I listened in on a recent webinar led by one of the leading Contract Management System (CMS) providers. Their value proposition was that a CMS is a requirement in order to streamline and improve the performance of contracting.
As a former head of a two contract management teams I have seen first- hand that we could we improve client satisfaction dramatically and improvement efficiency and client satisfaction by more than 30% through process improvement alone. It is a well known fact that CMS vendors advertise similar performance improvements through automation. The downside of deploying a CMS is that it takes at least 12-18 months to implement, especially work-flow. Time is eaten up by developing a detailed RFP, vendor selection, definition of user requirements, implementation and training of power users, feedback and modifications, and finally training of the rest of the team. Costs are high given the number of stakeholders and system experts involved. Normally, this process is repeated for multiple feature releases. Another well kept secret is that user adoption of work flow automation is fairly low.
There are other alternatives (not listed in order of importance) that should be explored prior to committing to a full-blown and costly CMS. As I mentioned, the first alternative is to clearly define the contracting process. One of the most valuable aspects is defining the interface between the multiple departments that are involved with the negotiation of a contract - legal, business divisions, finance, and executive management, to name a few. Clearly defining repeatable processes and stakeholder roles can have an immediate impact on cost and team performance.

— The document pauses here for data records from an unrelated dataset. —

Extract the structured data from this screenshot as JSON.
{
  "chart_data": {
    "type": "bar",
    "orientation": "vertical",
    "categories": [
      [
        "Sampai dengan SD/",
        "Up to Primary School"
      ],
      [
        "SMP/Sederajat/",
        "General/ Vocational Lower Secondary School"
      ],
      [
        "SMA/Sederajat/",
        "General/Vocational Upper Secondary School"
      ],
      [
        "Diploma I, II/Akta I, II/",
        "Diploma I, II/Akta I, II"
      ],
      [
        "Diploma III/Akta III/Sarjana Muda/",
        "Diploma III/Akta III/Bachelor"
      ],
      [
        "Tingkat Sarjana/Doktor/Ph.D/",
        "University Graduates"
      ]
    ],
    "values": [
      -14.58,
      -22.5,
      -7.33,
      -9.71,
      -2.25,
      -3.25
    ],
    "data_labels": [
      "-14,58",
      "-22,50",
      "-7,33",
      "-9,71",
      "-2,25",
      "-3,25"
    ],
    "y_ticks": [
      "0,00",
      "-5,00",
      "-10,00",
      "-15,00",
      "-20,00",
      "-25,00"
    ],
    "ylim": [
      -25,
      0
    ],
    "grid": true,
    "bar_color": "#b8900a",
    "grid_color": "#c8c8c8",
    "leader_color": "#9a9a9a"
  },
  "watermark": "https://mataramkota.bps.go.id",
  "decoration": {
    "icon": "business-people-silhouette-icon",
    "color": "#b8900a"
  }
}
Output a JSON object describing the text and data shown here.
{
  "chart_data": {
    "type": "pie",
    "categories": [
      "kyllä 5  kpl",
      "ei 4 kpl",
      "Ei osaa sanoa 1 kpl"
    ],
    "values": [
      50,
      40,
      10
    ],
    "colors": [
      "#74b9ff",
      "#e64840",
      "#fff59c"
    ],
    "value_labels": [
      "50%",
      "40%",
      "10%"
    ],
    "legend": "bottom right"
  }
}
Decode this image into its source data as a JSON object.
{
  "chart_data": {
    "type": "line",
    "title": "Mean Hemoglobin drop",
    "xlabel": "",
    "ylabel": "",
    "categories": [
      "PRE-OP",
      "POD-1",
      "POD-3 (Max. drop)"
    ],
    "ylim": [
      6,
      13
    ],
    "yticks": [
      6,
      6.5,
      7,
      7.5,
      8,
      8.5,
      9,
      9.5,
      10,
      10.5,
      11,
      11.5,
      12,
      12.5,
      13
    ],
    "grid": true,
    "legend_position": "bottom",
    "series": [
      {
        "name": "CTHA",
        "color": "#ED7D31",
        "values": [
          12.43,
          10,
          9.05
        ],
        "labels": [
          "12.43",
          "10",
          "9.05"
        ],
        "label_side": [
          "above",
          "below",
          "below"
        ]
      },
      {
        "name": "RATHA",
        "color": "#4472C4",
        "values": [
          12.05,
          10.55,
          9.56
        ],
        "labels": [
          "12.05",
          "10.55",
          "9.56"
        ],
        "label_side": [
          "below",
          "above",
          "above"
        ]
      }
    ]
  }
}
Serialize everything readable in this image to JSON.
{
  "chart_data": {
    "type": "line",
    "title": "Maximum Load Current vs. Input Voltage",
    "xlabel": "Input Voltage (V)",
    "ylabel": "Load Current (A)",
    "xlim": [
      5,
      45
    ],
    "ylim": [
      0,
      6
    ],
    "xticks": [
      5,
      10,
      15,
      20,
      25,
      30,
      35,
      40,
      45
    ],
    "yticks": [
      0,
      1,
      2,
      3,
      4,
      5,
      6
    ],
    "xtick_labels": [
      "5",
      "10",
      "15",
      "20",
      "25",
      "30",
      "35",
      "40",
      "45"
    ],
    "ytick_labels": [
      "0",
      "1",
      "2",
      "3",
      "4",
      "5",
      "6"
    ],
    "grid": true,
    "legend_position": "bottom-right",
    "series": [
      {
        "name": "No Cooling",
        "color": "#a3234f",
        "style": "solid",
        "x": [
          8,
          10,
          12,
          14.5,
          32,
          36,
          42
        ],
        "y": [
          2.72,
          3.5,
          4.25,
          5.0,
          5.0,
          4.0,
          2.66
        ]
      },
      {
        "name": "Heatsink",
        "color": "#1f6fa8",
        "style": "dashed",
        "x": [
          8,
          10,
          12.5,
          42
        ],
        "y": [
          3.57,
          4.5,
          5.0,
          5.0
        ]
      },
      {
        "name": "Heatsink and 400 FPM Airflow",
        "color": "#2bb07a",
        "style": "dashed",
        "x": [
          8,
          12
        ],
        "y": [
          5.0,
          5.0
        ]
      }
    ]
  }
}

This can be done in less than 3 months.
The other approach that can be implemented in parallel with process improvement is the installation of a contract repository. There are many companies today which lack basic repository features such as electronic contract storage, search, alerts, contract folder structure, secured user access, and reporting. The repository function can be implemented in 3 months and is visible to your stakeholders immediately. (Note: a repository is available as part of a CMS but is rarely sold as a stand-alone module.)
With the goal of leveraging your current staff the final alternative is to outsource the lower value/higher volume contracting work to a third party LPO (Legal Process Outsourcing) firm. This approach can be implemented immediately and unburdens contract management and legal so that they can focus on larger transactions and more strategic work related to the business. LPO providers offer highly qualified contract management professionals and lawyers at a fraction of the cost of hiring additional staff or engaging your outside law firm. Examples of the type of work that could be handled by a LPO include contract review/drafting/negotiation, abstraction, document review, RFP/NDA reviews, creation of contract clause libraries/negotiation playbooks, etc. Note that LPO firms, such as Infosys, offer consulting services that are helpful in accelerating process improvement and managing your data base function.
The bottom line is that there are some alternatives to a CMS investment which should be seriously considered when you are developing a strategy for improving the performance of your contracting team. These alternatives can be implemented in unison or independently.
Your internal clients want improvement now and are typically not willing to wait 12-18 months. Of equal importance is that a combination of these alternatives can yield greater cost savings (40%) than CMS and at a lower cost.